9. Januar 2026, Freitag
Gibt es etwas Schöneres im Leben, als Schnee zu schippen?
Nein.
Nein.
Nein.
Na jaaaa. Da fiele mir auf Anhieb auf doch EINIGES ein.
Okay.
Die vier Lieblingsfilme von Jim Jarmusch:
They Live by Night (Nick Ray)
Mirror (Andrei Tarkowsky)
Céline and Julie Go Boating (Jacques Rivette)
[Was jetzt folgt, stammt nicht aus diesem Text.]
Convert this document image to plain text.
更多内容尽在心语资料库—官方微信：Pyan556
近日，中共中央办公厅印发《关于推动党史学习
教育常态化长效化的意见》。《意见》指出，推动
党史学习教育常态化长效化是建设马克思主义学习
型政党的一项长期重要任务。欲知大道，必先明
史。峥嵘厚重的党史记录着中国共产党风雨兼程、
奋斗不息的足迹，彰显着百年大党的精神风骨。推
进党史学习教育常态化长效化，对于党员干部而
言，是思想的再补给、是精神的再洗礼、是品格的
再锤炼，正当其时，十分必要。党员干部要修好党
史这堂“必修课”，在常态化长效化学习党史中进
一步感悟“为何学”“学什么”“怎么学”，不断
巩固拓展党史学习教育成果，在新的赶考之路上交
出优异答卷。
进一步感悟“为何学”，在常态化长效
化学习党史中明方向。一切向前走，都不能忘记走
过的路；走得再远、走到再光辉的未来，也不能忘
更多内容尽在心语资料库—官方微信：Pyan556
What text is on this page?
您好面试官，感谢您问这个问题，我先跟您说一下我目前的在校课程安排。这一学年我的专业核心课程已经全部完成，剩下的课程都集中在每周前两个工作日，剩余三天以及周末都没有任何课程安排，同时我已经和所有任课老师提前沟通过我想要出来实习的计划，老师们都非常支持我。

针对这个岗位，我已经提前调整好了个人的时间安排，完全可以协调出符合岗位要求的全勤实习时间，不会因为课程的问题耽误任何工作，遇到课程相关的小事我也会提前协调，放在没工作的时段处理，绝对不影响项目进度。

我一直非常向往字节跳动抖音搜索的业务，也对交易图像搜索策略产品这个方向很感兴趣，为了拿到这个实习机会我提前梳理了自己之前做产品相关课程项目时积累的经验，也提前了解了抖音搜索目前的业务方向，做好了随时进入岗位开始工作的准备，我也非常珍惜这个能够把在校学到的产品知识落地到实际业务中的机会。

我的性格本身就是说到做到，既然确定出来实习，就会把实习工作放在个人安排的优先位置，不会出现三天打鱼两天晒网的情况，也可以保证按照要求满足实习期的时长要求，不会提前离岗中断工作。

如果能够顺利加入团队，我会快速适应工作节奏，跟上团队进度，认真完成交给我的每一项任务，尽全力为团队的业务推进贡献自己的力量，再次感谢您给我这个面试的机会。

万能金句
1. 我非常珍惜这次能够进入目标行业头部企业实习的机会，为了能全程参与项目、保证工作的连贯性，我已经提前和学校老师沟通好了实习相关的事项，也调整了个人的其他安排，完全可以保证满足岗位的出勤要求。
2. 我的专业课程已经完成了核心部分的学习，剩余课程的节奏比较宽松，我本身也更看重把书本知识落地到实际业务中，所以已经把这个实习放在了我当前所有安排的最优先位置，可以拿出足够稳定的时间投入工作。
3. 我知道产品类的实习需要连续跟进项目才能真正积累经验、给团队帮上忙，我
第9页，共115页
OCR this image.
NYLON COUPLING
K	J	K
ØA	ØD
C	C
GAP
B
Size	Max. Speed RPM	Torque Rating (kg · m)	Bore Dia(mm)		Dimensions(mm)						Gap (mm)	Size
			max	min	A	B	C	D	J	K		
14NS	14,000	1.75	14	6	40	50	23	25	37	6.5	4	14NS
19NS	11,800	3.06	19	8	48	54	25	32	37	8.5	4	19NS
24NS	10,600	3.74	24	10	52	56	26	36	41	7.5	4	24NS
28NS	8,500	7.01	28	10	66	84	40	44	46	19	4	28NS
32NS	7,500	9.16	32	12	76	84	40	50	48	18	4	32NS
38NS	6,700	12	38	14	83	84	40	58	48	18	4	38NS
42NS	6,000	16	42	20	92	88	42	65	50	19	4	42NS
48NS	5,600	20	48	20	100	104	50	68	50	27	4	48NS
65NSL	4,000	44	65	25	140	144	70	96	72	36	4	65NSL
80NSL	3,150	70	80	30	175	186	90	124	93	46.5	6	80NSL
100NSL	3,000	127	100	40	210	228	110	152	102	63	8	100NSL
Point Blanck (John Boorman).
Blättern im Prachtband Elaste 1980-1986.
560 Seiten, im Eigenverlag.
Michael Reinboth, Thomas Elsner, Christian Wegner.
Holger Hiller in Bad Tölz.
Dieter Meier in Hannover.
Filmregisseur Romuald Karmakar.
Norbert Schmitz (Türsteher P1).
Hansi Grandl (Parkcafé).
Vor dem UJZ, 1980: Klaus, Bibbi, Tom Oz, Kerry u.a.
Lorenz Lorenz, Schriftsteller und Weltumradler: „Ich war der erste James Dean in unserem Häuserblock.“
Andy: „ I like your magazine, really“.
Ich sage hier: Weiß nicht.
Ich sage auch: Interessiert mich derzeit eher nicht.
Ich sage: Ist für mich jetzt, wo Sie mich gerade danach fragen, leider keine Option, sorry.
Sage auch: Auch diese sicher gut formulierte Frage ist für mich gerade nicht so wichtig, sorry, sorry, ja, auch longtime ist die Frage für mich leider nicht relevant.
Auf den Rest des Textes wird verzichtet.